How our human choices shape sustainable water management
This article is based on research by Lucie Baudoin and Daniel Arenas
Every living organism depends on water. But globally, freshwater management faces many competing threats and demands. Climate change affects the quality and quantity of freshwater available for growing populations, and so water crises were included among the top three most important threats identified in the 2017 World Economic Forum Global Risks Landscape (alongside extreme weather events and weapons of mass destruction – and far ahead of contagious pandemics).
Understanding the challenges of sustainable water management from a management research point of view was the objective of Lucie Baudoin and Daniel Arenas from the Department of Society, Politics and Sustainability at Esade Business School.
To approach these challenges, they conducted an extensive literature review to assess the contribution of the current management literature on water issues (89 academic articles from 24 journals published between 2006 and 2017) and sustainable water management. The researchers used the social-ecological systems (SES) framework to identify future research opportunities.

Water as a common-pool resource
In the case of water, every actor in the same freshwater system – such as a river basin – depends on this finite resource. At the same time, every actor can impact its condition (in terms of quantity or quality). Therefore, the sustainable management of this resource is a multi-actor challenge.

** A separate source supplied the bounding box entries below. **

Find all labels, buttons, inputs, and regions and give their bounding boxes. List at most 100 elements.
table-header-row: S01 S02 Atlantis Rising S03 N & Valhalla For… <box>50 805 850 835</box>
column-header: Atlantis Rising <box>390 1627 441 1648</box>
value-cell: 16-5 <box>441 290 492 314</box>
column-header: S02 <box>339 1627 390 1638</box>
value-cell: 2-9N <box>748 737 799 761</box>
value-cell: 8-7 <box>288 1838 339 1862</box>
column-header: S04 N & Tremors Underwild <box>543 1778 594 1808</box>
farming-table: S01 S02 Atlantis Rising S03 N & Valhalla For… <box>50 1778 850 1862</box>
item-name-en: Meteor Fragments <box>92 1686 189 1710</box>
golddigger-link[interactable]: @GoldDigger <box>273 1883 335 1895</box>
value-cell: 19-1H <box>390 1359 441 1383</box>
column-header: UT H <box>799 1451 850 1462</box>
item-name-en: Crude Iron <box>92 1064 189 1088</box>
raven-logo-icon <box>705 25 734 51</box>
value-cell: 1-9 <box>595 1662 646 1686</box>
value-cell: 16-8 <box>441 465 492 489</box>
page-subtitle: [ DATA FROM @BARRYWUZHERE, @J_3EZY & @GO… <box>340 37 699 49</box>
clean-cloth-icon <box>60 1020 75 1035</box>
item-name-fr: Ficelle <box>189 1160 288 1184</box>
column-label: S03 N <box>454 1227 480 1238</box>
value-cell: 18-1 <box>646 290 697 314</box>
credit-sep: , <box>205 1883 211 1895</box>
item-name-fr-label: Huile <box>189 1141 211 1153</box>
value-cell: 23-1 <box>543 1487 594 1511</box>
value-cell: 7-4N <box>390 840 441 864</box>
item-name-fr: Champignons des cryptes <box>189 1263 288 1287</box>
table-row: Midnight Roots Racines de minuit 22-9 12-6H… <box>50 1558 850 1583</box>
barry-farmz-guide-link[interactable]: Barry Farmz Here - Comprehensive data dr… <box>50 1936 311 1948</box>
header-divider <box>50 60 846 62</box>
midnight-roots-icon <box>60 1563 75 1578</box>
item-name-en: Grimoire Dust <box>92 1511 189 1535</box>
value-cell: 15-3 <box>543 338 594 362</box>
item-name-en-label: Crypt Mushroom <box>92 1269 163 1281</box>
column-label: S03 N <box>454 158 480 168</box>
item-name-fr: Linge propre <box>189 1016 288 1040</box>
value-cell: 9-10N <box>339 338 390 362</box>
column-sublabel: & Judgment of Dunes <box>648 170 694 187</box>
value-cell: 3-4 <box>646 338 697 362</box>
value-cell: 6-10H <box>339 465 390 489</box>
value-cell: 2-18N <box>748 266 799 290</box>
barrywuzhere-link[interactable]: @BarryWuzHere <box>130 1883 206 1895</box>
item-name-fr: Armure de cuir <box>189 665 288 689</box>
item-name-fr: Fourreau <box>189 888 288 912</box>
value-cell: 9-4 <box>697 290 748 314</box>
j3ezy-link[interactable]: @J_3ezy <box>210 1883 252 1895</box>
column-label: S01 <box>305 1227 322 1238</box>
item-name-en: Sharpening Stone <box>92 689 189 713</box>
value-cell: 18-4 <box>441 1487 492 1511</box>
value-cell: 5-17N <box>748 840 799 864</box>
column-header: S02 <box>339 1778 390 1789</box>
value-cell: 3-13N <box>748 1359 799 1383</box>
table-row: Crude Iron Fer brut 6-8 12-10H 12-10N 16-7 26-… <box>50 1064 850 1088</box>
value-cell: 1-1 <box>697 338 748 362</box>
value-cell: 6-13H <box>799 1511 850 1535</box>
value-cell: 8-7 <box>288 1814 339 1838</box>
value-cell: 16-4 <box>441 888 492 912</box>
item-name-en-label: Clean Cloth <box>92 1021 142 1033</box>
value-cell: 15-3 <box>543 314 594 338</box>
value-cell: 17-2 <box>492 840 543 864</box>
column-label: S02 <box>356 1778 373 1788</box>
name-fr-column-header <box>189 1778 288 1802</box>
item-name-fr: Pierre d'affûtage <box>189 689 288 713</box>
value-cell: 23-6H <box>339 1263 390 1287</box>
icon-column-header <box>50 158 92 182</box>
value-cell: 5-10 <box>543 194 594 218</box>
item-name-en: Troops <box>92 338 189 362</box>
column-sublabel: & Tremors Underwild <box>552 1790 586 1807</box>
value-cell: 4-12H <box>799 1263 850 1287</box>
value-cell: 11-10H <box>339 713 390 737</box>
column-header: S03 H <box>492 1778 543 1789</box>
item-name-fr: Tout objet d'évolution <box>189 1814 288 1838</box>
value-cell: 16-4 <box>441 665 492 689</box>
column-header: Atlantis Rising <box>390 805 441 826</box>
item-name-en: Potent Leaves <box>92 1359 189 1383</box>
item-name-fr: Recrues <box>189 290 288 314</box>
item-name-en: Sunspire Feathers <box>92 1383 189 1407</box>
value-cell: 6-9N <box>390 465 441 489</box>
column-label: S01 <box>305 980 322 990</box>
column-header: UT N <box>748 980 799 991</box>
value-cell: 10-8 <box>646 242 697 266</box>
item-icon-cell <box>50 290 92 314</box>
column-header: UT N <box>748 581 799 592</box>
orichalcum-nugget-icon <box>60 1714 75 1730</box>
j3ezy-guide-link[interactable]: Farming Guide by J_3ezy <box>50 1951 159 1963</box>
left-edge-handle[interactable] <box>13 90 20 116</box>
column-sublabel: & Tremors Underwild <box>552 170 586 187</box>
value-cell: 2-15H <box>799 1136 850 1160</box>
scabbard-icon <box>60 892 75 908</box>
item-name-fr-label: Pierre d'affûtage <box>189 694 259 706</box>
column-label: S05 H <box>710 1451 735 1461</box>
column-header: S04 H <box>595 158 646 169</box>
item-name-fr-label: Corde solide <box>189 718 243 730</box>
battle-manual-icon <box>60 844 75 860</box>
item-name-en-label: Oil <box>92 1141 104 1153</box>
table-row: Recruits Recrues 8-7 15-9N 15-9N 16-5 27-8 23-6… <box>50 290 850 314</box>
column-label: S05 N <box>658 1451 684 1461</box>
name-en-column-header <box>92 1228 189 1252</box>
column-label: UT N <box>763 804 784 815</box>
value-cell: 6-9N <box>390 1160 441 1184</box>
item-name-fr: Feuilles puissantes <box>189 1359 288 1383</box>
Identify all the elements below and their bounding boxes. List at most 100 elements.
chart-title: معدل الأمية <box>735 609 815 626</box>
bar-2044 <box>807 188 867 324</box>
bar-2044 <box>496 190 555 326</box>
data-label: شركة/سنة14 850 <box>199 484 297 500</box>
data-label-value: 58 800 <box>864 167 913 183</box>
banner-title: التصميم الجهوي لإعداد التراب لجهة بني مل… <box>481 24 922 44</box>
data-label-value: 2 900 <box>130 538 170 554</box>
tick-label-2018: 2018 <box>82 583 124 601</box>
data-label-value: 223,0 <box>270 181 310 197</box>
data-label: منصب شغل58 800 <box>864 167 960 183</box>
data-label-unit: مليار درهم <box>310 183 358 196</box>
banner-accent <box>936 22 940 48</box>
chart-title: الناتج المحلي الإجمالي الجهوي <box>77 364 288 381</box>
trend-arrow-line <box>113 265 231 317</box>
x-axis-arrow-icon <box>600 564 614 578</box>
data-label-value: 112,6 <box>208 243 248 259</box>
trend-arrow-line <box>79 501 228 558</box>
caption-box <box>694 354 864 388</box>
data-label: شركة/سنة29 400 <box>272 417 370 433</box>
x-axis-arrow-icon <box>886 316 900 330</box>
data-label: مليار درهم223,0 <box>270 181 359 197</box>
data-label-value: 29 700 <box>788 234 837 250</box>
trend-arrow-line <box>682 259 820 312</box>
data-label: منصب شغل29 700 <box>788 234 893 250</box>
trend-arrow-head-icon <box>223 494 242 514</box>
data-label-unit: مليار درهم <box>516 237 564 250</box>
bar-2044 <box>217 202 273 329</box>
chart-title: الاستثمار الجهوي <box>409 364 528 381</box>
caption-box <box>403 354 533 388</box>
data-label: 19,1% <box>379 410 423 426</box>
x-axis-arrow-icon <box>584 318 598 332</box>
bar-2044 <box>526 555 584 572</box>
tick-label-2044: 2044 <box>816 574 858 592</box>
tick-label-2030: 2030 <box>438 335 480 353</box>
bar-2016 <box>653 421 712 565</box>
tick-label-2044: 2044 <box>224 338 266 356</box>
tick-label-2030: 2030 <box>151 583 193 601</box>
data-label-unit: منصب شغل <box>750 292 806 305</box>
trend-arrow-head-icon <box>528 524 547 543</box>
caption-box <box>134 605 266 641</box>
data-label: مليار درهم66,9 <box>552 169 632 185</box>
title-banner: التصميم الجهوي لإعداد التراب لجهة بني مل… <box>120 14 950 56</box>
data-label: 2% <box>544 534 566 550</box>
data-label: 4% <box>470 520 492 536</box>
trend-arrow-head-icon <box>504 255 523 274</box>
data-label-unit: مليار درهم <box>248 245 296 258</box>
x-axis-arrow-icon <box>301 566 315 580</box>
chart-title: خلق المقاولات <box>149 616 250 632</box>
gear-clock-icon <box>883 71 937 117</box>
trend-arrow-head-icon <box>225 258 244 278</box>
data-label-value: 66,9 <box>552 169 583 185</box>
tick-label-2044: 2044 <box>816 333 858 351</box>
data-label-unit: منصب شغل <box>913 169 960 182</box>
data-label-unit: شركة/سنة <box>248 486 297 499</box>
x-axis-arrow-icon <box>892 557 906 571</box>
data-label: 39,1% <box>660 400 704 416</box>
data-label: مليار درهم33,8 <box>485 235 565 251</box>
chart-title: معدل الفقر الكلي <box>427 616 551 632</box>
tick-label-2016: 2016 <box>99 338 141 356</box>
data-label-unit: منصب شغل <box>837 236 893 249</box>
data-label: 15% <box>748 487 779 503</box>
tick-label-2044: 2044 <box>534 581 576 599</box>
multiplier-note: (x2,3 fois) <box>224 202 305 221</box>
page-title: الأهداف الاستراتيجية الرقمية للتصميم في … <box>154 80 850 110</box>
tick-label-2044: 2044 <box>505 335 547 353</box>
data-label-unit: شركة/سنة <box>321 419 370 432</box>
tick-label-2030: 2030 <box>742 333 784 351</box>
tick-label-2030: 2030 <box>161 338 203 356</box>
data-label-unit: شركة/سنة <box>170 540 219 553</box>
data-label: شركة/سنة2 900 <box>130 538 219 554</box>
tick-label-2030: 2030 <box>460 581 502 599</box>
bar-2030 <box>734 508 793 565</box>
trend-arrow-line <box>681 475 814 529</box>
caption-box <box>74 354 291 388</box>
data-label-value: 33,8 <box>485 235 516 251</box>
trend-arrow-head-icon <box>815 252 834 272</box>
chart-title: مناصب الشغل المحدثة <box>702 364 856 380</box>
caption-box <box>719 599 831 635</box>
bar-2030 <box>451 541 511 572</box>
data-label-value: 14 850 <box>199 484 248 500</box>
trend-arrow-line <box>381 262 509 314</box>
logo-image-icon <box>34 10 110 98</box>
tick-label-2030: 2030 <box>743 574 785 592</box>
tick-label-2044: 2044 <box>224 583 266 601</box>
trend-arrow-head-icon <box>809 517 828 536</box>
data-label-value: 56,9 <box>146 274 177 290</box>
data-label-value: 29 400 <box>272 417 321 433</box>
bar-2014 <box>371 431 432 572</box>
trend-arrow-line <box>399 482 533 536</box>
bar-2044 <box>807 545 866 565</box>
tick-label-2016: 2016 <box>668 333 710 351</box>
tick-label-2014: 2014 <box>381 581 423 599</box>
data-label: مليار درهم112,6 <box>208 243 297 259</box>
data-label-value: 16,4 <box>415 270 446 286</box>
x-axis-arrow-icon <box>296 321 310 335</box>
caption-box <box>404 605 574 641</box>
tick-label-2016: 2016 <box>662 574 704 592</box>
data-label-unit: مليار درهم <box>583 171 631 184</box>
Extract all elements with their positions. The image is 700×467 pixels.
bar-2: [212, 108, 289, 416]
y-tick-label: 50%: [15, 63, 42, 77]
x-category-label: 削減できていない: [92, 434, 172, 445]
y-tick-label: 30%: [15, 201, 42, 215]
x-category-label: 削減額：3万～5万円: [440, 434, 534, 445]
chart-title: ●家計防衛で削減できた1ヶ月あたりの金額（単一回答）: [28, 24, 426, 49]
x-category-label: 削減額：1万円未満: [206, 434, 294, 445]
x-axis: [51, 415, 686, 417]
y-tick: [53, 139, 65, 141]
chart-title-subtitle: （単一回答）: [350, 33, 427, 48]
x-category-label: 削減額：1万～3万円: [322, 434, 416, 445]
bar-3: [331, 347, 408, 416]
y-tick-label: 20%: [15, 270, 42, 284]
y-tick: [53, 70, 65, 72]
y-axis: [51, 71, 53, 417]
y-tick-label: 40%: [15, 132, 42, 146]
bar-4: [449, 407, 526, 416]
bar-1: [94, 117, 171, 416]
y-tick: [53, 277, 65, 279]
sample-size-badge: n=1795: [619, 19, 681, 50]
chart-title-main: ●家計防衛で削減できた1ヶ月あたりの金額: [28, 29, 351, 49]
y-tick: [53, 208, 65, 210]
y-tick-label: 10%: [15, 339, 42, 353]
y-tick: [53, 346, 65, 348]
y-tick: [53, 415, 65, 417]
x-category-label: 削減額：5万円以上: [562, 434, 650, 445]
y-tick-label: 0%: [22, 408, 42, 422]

Previous research has called for the emergence of polycentric and multi-level organisations to manage water issues. Given the highly variable social and environmental conditions in different parts of the world, regional decision-making and priority setting are a reasonable strategy – such as the efforts studied by Vila et al. on water management for sustainable tourism on the Costa Brava.
However, the focus on management issues and social tensions can detract from the bigger picture and the need to consider the ecology of water issues. Indeed, in water crises, environmental and social issues are intertwined, with numerous feedback mechanisms.
This observation informed the researchers' decision to use the SES framework, developed by Nobel Prize winner Elinor Ostrom and her colleagues, and designed to provide scholars from social and environmental sciences with a common language to share work on sustainable resource management.

The framework explores a set of interrelated components grouped as:
- socio, economic, and political settings
- resource systems
- governance systems
- resource units
- actors
- interactions
- outcomes, and
- related ecosystems
From single raindrops to a stream of research
With 89 articles collected, the researchers had a considerable amount of material to organise, but were disappointed to find a lack of referencing and knowledge-building between the articles, such as might help organise an effective response to the challenges presented. "Our reference network analysis shows that references across the selected articles are close to non-existent: water-related articles in management are more raindrops than a stream of research, and they do not accumulate knowledge on sustainable water management."
Nonetheless, the researchers hope that using the SES framework will shift the attention of management scholars away from a narrow concern for social or management issues linked to water, and towards freshwater systems as a whole – a refocusing that is necessary to truly grasp the complexity of water issues.
Indeed, the researchers contend that their work highlights some critical gaps in the present landscape, and that more work is needed to help the raindrops coalesce into a meaningful stream of knowledge and action. In particular, an understanding of the way that actor interactions drive environmental outcomes was seen to be lacking, not just in terms of impact on water resources, but on related resources, such as energy systems.
"Scholars are concerned with the impact of organisations on the natural environment, but that impact is mostly assessed in indirect, remote, or socially constructed ways," the researchers noted. This, they argue, is why questions of freshwater sustainability are not thoroughly tackled in the current management literature.
It is urgent to link water management practices to environmental outcomes
Furthermore, as the impact of climate change and resource degradation are long-term threats with consequences for future generations, the researchers call for more comparative longitudinal studies to determine the impact of interactions on social and environmental outcomes. They acknowledge the complexity this entails, when cause and effect relationships are circular and chaotic, and the difficulties of resourcing this kind of investigation.
Opening the floodgates…
The article concludes with an urgent call for further research to develop better knowledge accumulation and theory development on sustainable water management.
Perhaps the present hiatus in global industrial production and strategic planning, with its measurable impact on many environmental metrics including those related to water quality, could serve as a moment of pause and reset: to shift focus to the interactions of human actors in collaborative governance institutions, and to how choices impact on our freshwater systems. This can, in turn, help attract funding to deepen academic understanding and thought leadership in this space, and drive the institutional thinking that informs large-scale change.
As Baudoin and Arenas state in their conclusion: "We argue that it is urgent to link water management practices to environmental outcomes as pressure on ecosystems will most likely increase with economic and climatic changes. A better understanding of sustainable water management is therefore more urgent than ever, and organisation and management studies have a role to play."